Personal information
- Born: September 3, 1990 (age 35) London, England
- Listed height: 5 ft 10 in (1.78 m)
- Listed weight: 185 lb (84 kg)

Career information
- College: New Mexico Highlands

Career history
- 2013: Cleveland Browns*
- 2014: Orlando Predators
- 2014–2016: Ottawa Redblacks
- 2017: Hamilton Tiger-Cats
- 2018–2019: Toronto Argonauts
- 2020–2023: Ottawa Redblacks
- * Offseason or practice squad member only

Awards and highlights
- Grey Cup champion (2016); CFL All-Star (2015); 2× CFL East All-Star (2015, 2016);
- Stats at CFL.ca

= Abdul Kanneh =

English gridiron football player (born 1990)

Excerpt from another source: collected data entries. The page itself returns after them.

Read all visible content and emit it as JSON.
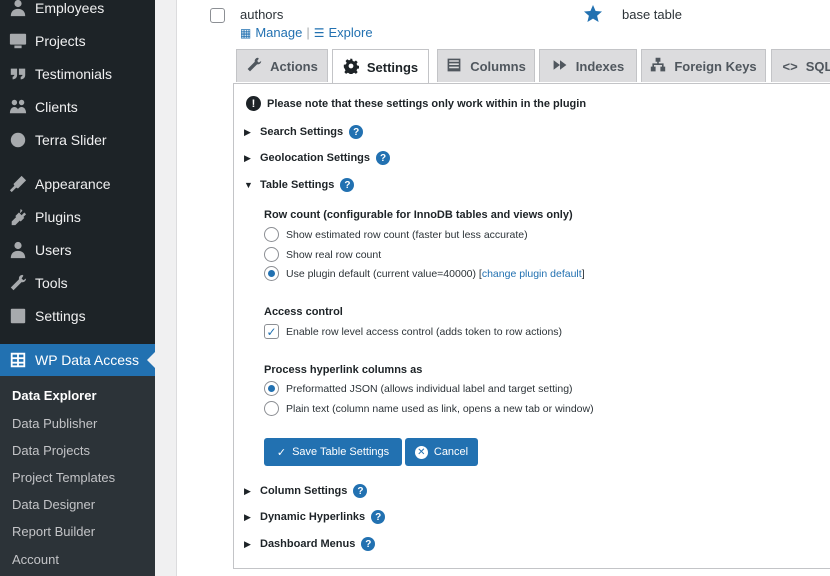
{
  "sidebar": {
    "menu": [
      {
        "label": "Employees",
        "icon": "employees-icon"
      },
      {
        "label": "Projects",
        "icon": "projects-icon"
      },
      {
        "label": "Testimonials",
        "icon": "quote-icon"
      },
      {
        "label": "Clients",
        "icon": "clients-icon"
      },
      {
        "label": "Terra Slider",
        "icon": "globe-icon"
      },
      {
        "label": "Appearance",
        "icon": "appearance-icon"
      },
      {
        "label": "Plugins",
        "icon": "plugins-icon"
      },
      {
        "label": "Users",
        "icon": "users-icon"
      },
      {
        "label": "Tools",
        "icon": "tools-icon"
      },
      {
        "label": "Settings",
        "icon": "settings-icon"
      },
      {
        "label": "WP Data Access",
        "icon": "table-icon"
      }
    ],
    "submenu": [
      "Data Explorer",
      "Data Publisher",
      "Data Projects",
      "Project Templates",
      "Data Designer",
      "Report Builder",
      "Account"
    ]
  },
  "row": {
    "table_name": "authors",
    "manage_label": "Manage",
    "explore_label": "Explore",
    "separator": "|",
    "table_type": "base table"
  },
  "tabs": [
    "Actions",
    "Settings",
    "Columns",
    "Indexes",
    "Foreign Keys",
    "SQL"
  ],
  "panel": {
    "notice": "Please note that these settings only work within in the plugin",
    "sections": {
      "search": "Search Settings",
      "geolocation": "Geolocation Settings",
      "table": "Table Settings",
      "column": "Column Settings",
      "dynamic": "Dynamic Hyperlinks",
      "dashboard": "Dashboard Menus"
    },
    "row_count": {
      "title": "Row count (configurable for InnoDB tables and views only)",
      "opt1": "Show estimated row count (faster but less accurate)",
      "opt2": "Show real row count",
      "opt3": "Use plugin default (current value=40000) [",
      "opt3_link": "change plugin default",
      "opt3_end": "]"
    },
    "access": {
      "title": "Access control",
      "opt1": "Enable row level access control (adds token to row actions)"
    },
    "hyperlink": {
      "title": "Process hyperlink columns as",
      "opt1": "Preformatted JSON (allows individual label and target setting)",
      "opt2": "Plain text (column name used as link, opens a new tab or window)"
    },
    "save_label": "Save Table Settings",
    "cancel_label": "Cancel"
  },
  "colors": {
    "accent": "#2271b1",
    "sidebar_bg": "#1d2327",
    "submenu_bg": "#2c3338"
  }
}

Abdul Kanneh (born September 3, 1990) is an English professional Canadian football defensive back. He has played in the Canadian Football League (CFL) for the Ottawa RedBlacks, Hamilton Tiger-Cats, and Toronto Argonauts. He played college football at New Mexico Highlands University.

==Professional career==
===Cleveland Browns===
Kanneh was signed by the Cleveland Browns in 2013 as an undrafted free agent. He was later cut by the Browns during the 2013 training camp.

===Ottawa Redblacks (first stint)===
In 2014, Kanneh signed a contract with the Ottawa Redblacks of the CFL and played three years for the team, winning his first Grey Cup championship in 2016.

===Hamilton Tiger-Cats===
The Hamilton Tiger-Cats signed Kanneh to their roster in 2017, but his injury-plagued campaign led to him only dressing in seven games that year.

===Toronto Argonauts===
On the day of 2018 training camp cuts, on June 10, 2018, Kanneh was traded to the Toronto Argonauts for an eighth-round pick in the 2019 CFL draft. He played in 24 games for the Argonauts over two years, recording 95 defensive tackles, one sack, and one interception. He became a free agent in 2020.

===Ottawa Redblacks (second stint)===
Upon entering free agency, Kanneh signed with his original CFL team, the Redblacks, on February 11, 2020, to a one-year contract. He re-signed with Ottawa on January 25, 2021. Kanneh played in eight games for the Redblacks in 2021, contributing with 28 defensive tackles, three interceptions and one touchdown. Kanneh and Ottawa agreed to a contract extension on February 1, 2022.

Kanneh played in 12 regular season games in 2022 where he had 37 defensive tackles, two interceptions, and one forced fumble. In 2023, he again played in 12 regular season games and recorded 39 defensive tackles and one interception. He became a free agent on February 13, 2024.